Narrando suas vivências em livros como E Se Eu Fosse Puta? (Hoo Editora/contos) e Vida Trans: A Coragem de Existir – A Luta dos Transgêneros Brasileiros em Busca por um Espaço Social (Astral Cultural/ensaio) a escritora transexual paulista  Amara Moira  afirma que gosta da maneira como Djamila Ribeiro trabalha o conceito lugar de fala, mas odeia a maneira como ele circula na prática das interações sociais, reforçando o nós versus eles.     “O conceito é intrigante como denúncia da maneira como a sociedade organiza, de um lado, quem pode falar e ser escutado e, de outro, quem deve escutar e ser calado, permitindo que a gente problematize essa dinâmica, mas isso é diferente de dizer que quem sofre as opressões é a única pessoa que precisa ser escutada ou que deve falar ou que entende o problema”, reflete. A partir dele, pontua, podemos cobrar que a sociedade não normalize a exclusão  de determinados grupos do diálogo. “É possível correlacionar, por exemplo, machismo e baixa participação de mulheres na política institucional, mas nada indica que mulheres, só por serem mulheres, farão diferente, ou melhor, do que os homens. Não podemos cair nessa armadilha.
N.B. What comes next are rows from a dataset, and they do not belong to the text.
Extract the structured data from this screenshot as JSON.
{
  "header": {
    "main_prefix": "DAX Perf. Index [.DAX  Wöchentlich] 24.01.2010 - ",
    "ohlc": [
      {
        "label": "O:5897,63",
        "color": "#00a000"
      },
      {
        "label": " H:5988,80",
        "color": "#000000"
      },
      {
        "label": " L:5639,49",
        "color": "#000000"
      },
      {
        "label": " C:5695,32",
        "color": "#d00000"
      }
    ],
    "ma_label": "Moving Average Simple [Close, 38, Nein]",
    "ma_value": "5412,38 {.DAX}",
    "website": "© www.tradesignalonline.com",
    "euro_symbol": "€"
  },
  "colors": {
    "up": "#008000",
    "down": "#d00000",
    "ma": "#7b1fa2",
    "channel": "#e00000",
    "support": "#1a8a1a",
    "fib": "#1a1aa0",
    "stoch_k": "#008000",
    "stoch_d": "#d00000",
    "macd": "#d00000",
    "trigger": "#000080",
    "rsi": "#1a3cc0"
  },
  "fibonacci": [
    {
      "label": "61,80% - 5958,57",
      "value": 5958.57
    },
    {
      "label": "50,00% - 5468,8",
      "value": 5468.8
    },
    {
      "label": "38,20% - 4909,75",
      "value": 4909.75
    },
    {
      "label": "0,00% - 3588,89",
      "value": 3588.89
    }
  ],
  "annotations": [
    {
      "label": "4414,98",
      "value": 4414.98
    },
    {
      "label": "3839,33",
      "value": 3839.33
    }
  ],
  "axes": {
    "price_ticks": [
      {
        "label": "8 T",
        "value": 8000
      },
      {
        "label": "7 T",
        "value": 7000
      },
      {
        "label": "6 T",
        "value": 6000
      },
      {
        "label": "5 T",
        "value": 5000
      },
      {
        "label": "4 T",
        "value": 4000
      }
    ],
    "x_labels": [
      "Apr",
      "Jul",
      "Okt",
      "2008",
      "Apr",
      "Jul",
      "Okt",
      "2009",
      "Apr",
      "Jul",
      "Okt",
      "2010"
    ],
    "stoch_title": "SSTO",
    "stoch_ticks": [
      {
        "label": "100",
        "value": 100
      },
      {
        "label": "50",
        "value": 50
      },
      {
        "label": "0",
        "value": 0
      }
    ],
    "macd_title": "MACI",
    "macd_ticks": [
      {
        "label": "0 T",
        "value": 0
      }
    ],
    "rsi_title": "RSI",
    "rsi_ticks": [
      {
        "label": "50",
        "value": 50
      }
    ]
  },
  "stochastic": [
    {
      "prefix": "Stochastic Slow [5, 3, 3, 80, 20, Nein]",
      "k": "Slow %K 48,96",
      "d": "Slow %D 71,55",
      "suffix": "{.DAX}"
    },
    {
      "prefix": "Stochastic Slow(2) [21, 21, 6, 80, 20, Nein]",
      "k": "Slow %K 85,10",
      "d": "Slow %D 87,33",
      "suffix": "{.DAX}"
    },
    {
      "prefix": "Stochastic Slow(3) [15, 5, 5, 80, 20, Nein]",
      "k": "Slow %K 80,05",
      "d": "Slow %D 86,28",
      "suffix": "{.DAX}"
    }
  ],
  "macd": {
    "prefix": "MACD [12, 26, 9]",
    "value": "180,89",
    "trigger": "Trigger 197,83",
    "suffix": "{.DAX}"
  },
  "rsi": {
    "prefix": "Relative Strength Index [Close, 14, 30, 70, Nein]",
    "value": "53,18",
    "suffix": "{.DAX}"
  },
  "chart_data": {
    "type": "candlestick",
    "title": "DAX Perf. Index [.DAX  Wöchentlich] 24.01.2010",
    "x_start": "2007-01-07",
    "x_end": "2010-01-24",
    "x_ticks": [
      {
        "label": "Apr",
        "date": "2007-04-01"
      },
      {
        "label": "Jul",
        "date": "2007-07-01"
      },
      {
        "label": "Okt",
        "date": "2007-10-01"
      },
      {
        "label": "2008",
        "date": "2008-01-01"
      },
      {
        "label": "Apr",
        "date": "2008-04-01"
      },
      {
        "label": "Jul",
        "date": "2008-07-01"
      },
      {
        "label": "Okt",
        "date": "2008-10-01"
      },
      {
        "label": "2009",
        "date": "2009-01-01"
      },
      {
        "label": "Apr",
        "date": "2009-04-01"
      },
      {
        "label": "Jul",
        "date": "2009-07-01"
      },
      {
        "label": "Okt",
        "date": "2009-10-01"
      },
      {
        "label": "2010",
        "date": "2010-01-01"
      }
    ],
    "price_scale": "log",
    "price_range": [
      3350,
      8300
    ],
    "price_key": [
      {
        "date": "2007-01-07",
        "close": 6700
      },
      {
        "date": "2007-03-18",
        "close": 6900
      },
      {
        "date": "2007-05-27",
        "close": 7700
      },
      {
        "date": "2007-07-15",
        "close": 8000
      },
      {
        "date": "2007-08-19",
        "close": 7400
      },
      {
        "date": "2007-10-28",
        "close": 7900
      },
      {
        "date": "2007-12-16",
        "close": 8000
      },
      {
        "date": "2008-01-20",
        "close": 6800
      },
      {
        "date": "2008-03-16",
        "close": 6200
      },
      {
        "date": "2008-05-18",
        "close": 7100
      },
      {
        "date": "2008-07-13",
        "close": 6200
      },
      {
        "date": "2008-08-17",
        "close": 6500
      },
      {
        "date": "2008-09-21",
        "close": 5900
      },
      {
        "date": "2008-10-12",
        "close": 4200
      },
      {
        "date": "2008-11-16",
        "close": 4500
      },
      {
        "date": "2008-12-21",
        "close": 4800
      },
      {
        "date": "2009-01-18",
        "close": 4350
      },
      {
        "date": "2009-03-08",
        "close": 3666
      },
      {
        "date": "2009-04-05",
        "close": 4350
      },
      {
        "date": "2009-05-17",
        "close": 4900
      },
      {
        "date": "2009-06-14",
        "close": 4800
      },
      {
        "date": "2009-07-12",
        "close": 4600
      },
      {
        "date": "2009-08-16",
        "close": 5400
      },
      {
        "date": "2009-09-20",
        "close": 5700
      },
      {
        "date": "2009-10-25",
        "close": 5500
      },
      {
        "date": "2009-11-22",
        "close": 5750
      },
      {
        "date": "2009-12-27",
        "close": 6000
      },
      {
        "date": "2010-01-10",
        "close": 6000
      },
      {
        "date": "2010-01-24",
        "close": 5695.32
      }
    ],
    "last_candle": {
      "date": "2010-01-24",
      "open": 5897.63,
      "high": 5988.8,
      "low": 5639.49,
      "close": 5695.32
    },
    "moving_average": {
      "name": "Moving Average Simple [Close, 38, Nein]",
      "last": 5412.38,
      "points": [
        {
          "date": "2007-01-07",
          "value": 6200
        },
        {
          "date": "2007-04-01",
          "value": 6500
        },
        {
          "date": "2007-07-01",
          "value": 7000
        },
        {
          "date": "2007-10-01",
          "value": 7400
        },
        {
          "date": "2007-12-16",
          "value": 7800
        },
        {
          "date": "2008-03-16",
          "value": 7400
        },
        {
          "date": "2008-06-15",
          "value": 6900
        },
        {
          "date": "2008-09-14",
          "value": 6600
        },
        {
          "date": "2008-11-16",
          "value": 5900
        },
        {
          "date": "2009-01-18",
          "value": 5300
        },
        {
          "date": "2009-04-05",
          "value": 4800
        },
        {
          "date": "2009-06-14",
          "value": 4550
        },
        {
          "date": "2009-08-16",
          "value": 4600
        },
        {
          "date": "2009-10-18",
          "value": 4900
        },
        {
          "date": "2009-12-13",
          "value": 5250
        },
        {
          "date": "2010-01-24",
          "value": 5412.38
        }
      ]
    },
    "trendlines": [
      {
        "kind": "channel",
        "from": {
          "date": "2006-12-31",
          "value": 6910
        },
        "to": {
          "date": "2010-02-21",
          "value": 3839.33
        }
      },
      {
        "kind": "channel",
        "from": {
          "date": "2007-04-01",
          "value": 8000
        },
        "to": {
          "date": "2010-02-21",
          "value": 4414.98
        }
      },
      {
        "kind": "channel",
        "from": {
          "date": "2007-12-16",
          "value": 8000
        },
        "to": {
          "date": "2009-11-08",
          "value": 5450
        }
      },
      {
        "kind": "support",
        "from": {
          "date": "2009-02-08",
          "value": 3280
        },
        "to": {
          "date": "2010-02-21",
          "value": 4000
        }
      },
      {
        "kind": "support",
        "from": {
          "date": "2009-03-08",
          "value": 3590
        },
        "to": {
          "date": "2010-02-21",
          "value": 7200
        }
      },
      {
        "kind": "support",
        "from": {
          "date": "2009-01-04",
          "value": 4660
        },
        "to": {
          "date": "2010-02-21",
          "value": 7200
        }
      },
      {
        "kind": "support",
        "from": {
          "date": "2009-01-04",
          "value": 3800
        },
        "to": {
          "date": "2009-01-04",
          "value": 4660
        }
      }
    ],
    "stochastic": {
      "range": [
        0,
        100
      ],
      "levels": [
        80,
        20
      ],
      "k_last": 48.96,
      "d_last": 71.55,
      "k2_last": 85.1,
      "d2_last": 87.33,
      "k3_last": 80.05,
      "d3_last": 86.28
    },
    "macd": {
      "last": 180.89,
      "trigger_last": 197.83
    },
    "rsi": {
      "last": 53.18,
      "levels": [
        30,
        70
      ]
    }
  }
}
Não há nada a se comemorar por figuras como Damares ocuparem espaços de poder”.

Amara chama atenção para a importância de treinar nossos olhares, de estudar o que já se construiu e fugir do empirismo. “É preciso ler literatura trans? Super, mas que isso não signifique que não temos nada a aprender com Fernando Pessoa”, reflete Amara, que defendeu  tese de doutorado na Unicamp sobre  A Indeterminação de Sentidos no Ulysses de James Joyce. “Nesse momento, eu tenho sentido bastante falta de uma fala que consiga articular alianças possíveis para um mundo possível, ao invés de só ressaltar diferenças irreconciliáveis”.